I agree profoundly with all that Lake has said in that carefully studied chapter about the primitive character and essential trustworthiness of the gospel of Mark. Historically that document is unique. It stands like a great rock far out to sea, washed by the incoming tide long before the coastline of the distinctively Christian literature is reached. It casts its mighty shadow across all that littoral. It divides the very waters that flow towards it.
That this rugged and uncompromising old document stands in a special relationship to the teaching of Peter has been a tradition of the church from the very dawn of Christendom and will be disputed by few. It has the simple directness of his frank and objective mind. It is markedly deficient in that smooth polish that a more literary and cultured pen could have given to it. It is singularly synoptic, abrupt, and reminiscent of disconnected utterances and recollections.
Jesus Himself once said, "Search the scriptures, for these are they that testify of me." So this rugged old fisherman might arise from his grave, as Mr. Chesterton has pictured the great heresiarchs arising, and say, "Search Mark, for therein will you find the essence of my teaching."
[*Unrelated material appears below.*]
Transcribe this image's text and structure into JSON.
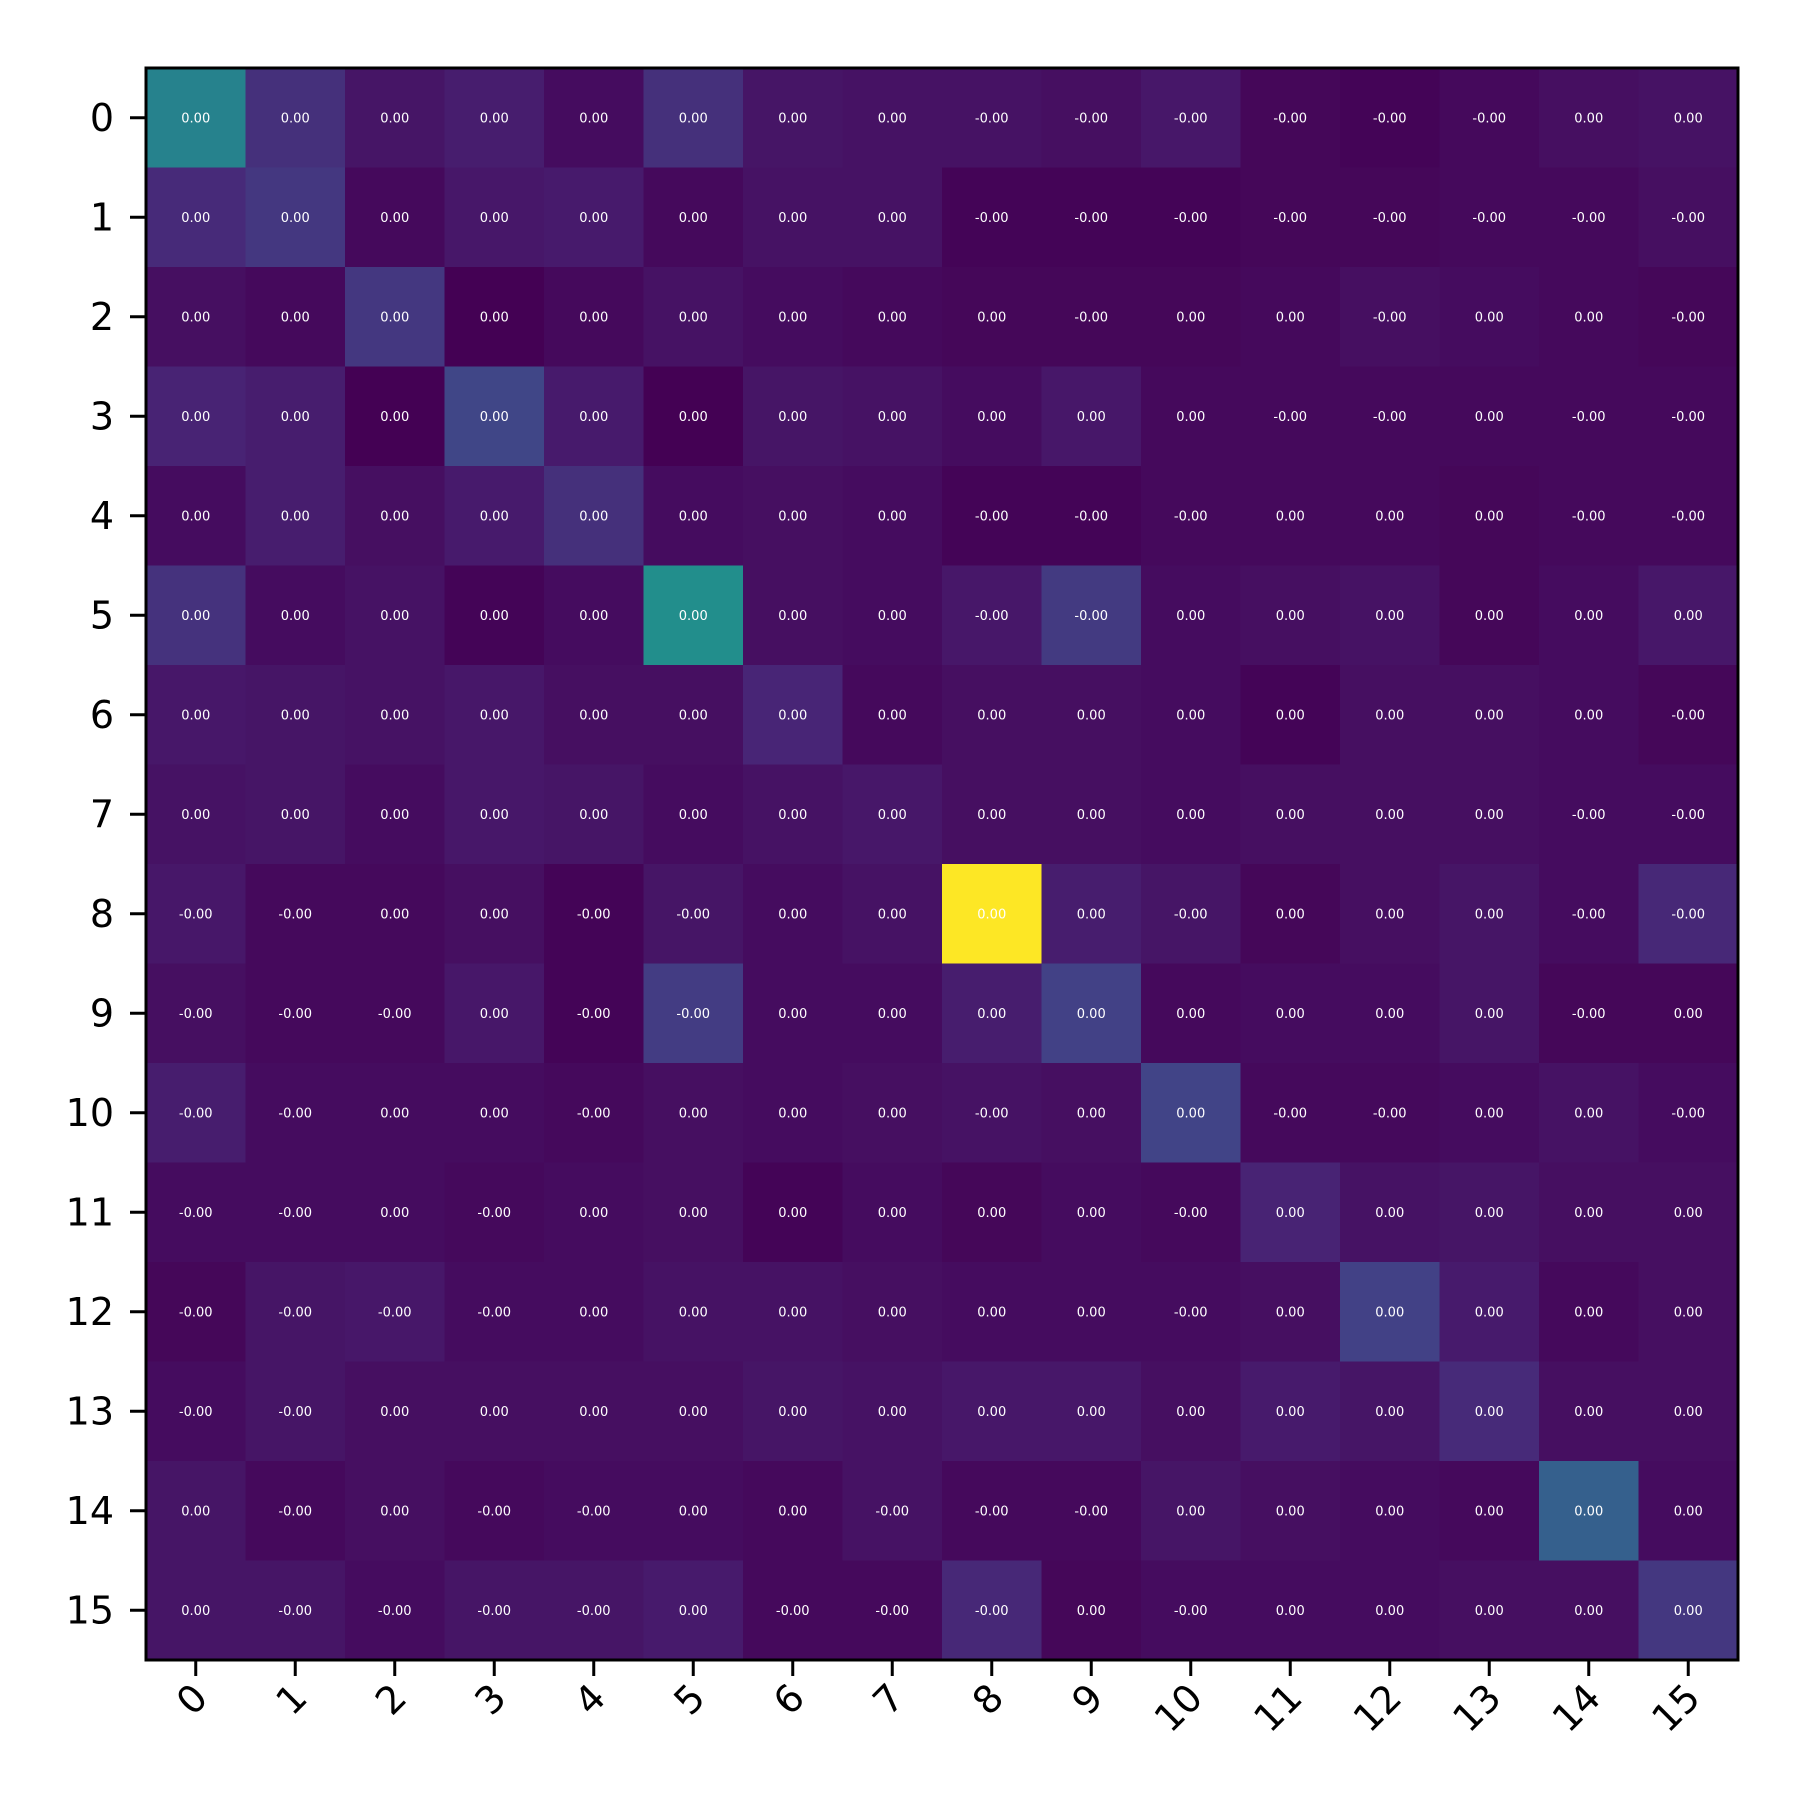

If this indeed be the case, then any real doubt as to what Peter himself taught and believed must be set at rest. For in the very heart of this primitive and ancient document, which some have said contained a passage so outspoken and damaging to the church that it was deliberately destroyed and lost forever to the world, there stands that wonderful and arresting passage, pellucid in its clarity as a lunar landscape, yet cold and objective as the dawn:
And when the sabbath was past, Mary Magdalene and Mary the mother of James, and Salome, bought spices, that they might come and anoint him. And very early on the first day of the week, they come to the tomb when the sun was risen.